How to optimize budget using constraints

How to set optimal budget constraints for media channels to maximize incremental revenue.

Problem Statement:

How can you set the right budget constraints to maximize the effectiveness of your marketing spend? In marketing mix modelling, constraints dictate how much you can adjust spending on each media channel. If your constraints are too narrow, you risk limiting potential gains by sticking to conservative adjustments, which may prevent you from achieving the best possible returns. On the other hand, wider constraints offer flexibility, allowing you to explore more optimal allocations and improve overall performance. The challenge is finding the right balance to ensure your marketing budget is working as efficiently as possible to drive incremental revenue.

Note : constraints are also a way to inform the model of the practical real world limitations that needs to be considered before moving the budget.


1. How Budget Optimizer Works

Budget optimiser allocates the given budget across media variables based on their marginal returns. Variables with the highest marginal returns get highest allocation and so on. To direct the model to give reasonable and practical recommendations, lifesight lets marketer set the right constraints for every variable.

Once the optimiser exhaust the marginal return based budget allocation, given there is any residual budget to allocate, model will then look for two variable synergy (positive interaction effect) to divide the budget among media variables that shows positive interaction. This process then repeats for 3 variable interactions, 4 variable interactions and so on.


2. Narrow vs. Wide Budget Constraints:

When budget constraints are narrow, they tightly limit how much the spend on a media channel can be adjusted. For example, if the allowed spending range for a channel is very close to its current spend, the allocator has limited flexibility. As a result, the optimization may be more conservative, potentially missing opportunities to improve overall performance.

Example: This is a sample example of one of the marketing channels for our customer :

  • Narrow Bound (0.7–1.5x of current spend): The allocator suggests a budget decrease from 5% to 3.5%. This conservative adjustment is due to the tight constraint, which restricts the ability to explore higher or lower spending levels that might yield better returns.
  • Wide Bound (0.1–2.5x of current spend): When the constraint is loosened, the allocator can explore a broader range of spending options. In this case, it finds that increasing the spending to 12.4% would be more optimal. The wider bound allows the allocator to move along the saturation curve and find a point where the mROAS is higher, leading to a more effective allocation.
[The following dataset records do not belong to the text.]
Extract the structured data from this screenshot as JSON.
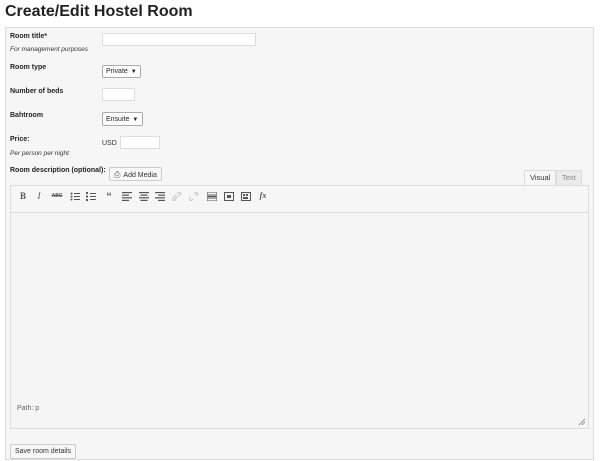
{
  "page": {
    "title": "Create/Edit Hostel Room"
  },
  "form": {
    "room_title": {
      "label": "Room title*",
      "hint": "For management purposes",
      "value": ""
    },
    "room_type": {
      "label": "Room type",
      "selected": "Private"
    },
    "beds": {
      "label": "Number of beds",
      "value": ""
    },
    "bathroom": {
      "label": "Bahtroom",
      "selected": "Ensuite"
    },
    "price": {
      "label": "Price:",
      "hint": "Per person per night",
      "currency": "USD",
      "value": ""
    },
    "description": {
      "label": "Room description (optional):"
    }
  },
  "media": {
    "add_label": "Add Media",
    "icon": "media-icon"
  },
  "editor": {
    "tabs": {
      "visual": "Visual",
      "text": "Text"
    },
    "toolbar": {
      "bold": "B",
      "italic": "I",
      "strike": "ABC",
      "quote": "“",
      "kitchen_sink": "fx"
    },
    "content": "",
    "status_path": "Path: p"
  },
  "actions": {
    "save_label": "Save room details"
  },
  "colors": {
    "panel_bg": "#f6f6f6",
    "border": "#dddddd",
    "disabled_icon": "#c8c8c8"
  }
}
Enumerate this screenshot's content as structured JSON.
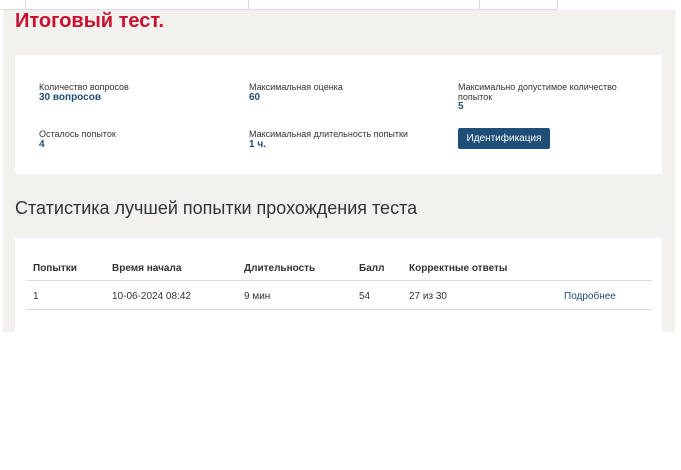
{
  "page_title": "Итоговый тест.",
  "info": {
    "questions_label": "Количество вопросов",
    "questions_value": "30 вопросов",
    "max_score_label": "Максимальная оценка",
    "max_score_value": "60",
    "max_attempts_label_line1": "Максимально допустимое количество",
    "max_attempts_label_line2": "попыток",
    "max_attempts_value": "5",
    "attempts_left_label": "Осталось попыток",
    "attempts_left_value": "4",
    "max_duration_label": "Максимальная длительность попытки",
    "max_duration_value": "1 ч.",
    "identify_button": "Идентификация"
  },
  "stats": {
    "title": "Статистика лучшей попытки прохождения теста",
    "headers": [
      "Попытки",
      "Время начала",
      "Длительность",
      "Балл",
      "Корректные ответы"
    ],
    "rows": [
      {
        "attempt": "1",
        "start": "10-06-2024 08:42",
        "duration": "9 мин",
        "score": "54",
        "correct": "27 из 30",
        "link": "Подробнее"
      }
    ]
  },
  "colors": {
    "title": "#c8102e",
    "accent": "#1f4e79",
    "panel_bg": "#f2f1ee"
  }
}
3. Saturation Curves and Optimization Potential

Saturation curves illustrate how the effectiveness of additional spending decreases as more budget is allocated to a channel. When a budget constraint is narrow, the allocator might be forced to stay within a part of the curve where the returns are linear. This means that the allocator is operating in a range where each additional dollar brings a predictable, but not necessarily optimal, return.

However, when the constraint is widened, the allocator can explore other parts of the curve, potentially moving into a range where the return per additional dollar starts to decrease more slowly or rapidly. This exploration can lead to a more efficient allocation, as the allocator might discover that reallocating budget from one channel with diminishing returns to another with higher potential can maximize overall performance.


4. The Risk of Being Too Conservative

If the constraints are too conservative (narrow), there is a risk that the allocator will not optimize the budget effectively. In the example of above we have shown how we are not getting the optimal return because our constraints are narrower.

Key Takeaway: While narrow constraints can keep spending within safe limits, they may also prevent the allocator from finding the most efficient distribution of the budget. Wider constraints, or at least understanding the potential impact of wider constraints, can lead to better optimization and higher overall returns.